I wasn't sure how my brain had made the connection, and maybe it didn't matter, since it had been the wrong connection anyway. I'd figured that Visser Three had tracked us through his hosts—that he'd managed to sneak a couple of doombots down to Brazil, and I'd picked them up myself. I had forgotten that he'd captured Erek and five other Chee on the day he'd killed my predecessor.

Killed, or just taken.

Jake hadn't said anything about spotting memories of torture or interrogation in Visser Three's memories. But then, that's kind of an awkward subject to bring up.

Hey, by the way, the original you isn't dead yet—

Actually, come to think of it—Logan had said something about salvaged Chee technology—

I shuddered.

Those might be Erek's bones wrapped around the Leeran pod.

‹And V3 might still be lying,› Maninho reminded.

Yeah. He might be.

But he probably wasn't, actually. Why bother, at this point?

"Okay," I said aloud, turning back to Jake. "Say we do a council of Elrond. Who's involved?"

"It—it really feels like it should be everyone," Jake said. "I can't tell if I'm being stupid, but this feels like the last chance. With Cassie coming back—with you showing up—"

"So that's, what—you, me, Cassie, Magellan—"

"We've got Marco Prime here, too."

"Garrett, Rachel, Helium, Visser One, Visser Three. Am I forgetting anybody?"

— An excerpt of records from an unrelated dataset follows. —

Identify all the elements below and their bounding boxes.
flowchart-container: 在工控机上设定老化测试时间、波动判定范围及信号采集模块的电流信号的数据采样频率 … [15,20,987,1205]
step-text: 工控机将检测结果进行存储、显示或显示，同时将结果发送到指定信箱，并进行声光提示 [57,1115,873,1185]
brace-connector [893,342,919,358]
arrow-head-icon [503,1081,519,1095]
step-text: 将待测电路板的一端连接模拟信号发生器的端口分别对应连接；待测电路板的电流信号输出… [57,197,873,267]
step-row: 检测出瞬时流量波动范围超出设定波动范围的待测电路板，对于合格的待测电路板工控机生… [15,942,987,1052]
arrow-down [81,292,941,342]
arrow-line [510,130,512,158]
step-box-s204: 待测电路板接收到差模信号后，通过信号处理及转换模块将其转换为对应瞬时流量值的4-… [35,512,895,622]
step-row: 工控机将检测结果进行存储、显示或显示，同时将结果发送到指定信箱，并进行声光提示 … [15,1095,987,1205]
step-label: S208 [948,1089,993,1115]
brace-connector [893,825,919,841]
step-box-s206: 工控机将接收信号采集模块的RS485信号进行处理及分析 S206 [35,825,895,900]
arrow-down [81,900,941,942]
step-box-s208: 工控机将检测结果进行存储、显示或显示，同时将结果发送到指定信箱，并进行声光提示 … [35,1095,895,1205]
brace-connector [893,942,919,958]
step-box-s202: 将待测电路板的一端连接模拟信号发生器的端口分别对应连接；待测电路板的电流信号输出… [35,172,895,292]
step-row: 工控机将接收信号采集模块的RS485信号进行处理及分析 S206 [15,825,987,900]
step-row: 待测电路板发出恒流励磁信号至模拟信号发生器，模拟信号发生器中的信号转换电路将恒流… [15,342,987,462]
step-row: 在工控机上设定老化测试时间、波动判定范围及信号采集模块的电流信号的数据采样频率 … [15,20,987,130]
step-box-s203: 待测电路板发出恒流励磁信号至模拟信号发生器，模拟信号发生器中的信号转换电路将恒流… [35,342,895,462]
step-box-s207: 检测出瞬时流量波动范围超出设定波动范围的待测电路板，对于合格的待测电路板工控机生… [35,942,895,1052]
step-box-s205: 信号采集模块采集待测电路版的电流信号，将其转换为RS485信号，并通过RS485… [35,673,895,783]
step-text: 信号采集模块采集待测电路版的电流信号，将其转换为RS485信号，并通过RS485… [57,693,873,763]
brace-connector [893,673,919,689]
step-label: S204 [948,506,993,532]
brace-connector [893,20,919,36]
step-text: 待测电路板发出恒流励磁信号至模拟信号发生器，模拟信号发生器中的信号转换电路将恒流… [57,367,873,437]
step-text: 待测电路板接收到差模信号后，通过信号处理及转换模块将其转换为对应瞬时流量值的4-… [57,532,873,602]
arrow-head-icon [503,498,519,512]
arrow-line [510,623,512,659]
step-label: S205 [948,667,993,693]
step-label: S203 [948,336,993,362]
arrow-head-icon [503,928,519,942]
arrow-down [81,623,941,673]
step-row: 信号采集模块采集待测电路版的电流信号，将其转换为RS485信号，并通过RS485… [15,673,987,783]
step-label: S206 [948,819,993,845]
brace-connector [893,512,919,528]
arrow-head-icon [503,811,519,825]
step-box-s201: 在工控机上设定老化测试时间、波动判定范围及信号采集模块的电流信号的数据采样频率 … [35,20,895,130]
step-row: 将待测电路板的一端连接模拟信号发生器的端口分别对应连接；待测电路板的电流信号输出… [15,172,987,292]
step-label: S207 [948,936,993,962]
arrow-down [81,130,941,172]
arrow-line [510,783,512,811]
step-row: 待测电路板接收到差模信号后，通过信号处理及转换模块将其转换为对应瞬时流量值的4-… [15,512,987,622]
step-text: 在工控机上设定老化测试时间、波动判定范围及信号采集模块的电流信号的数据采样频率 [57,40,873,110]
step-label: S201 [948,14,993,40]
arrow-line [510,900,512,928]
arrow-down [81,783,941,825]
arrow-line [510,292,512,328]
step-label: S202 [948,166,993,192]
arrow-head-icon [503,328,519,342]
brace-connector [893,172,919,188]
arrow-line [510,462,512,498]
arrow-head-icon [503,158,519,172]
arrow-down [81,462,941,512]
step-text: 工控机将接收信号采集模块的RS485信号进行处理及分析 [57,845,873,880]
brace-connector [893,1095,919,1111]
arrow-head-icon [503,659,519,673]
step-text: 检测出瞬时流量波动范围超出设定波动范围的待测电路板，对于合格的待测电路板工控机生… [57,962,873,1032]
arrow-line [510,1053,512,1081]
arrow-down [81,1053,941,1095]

"The Chee," Jake said. "You've got some on board, right? They—they should be a part of this, too."

"Going to be tricky, with the violence stuff."

"We'll figure out how to make it work. Maybe send them out of the room for parts of it, or something."

"Well," I said. "If we're bringing in everybody, you can add Terra and Telor to the list, too."

Jake's eyebrows shot up. "Telor?"

I grinned—

—noticing on some level that it was possible to grin, now—that finding out Garrett was alive had dislodged some block in the center of my chest—

"Hey," I said. "You're not the only one who's been busy."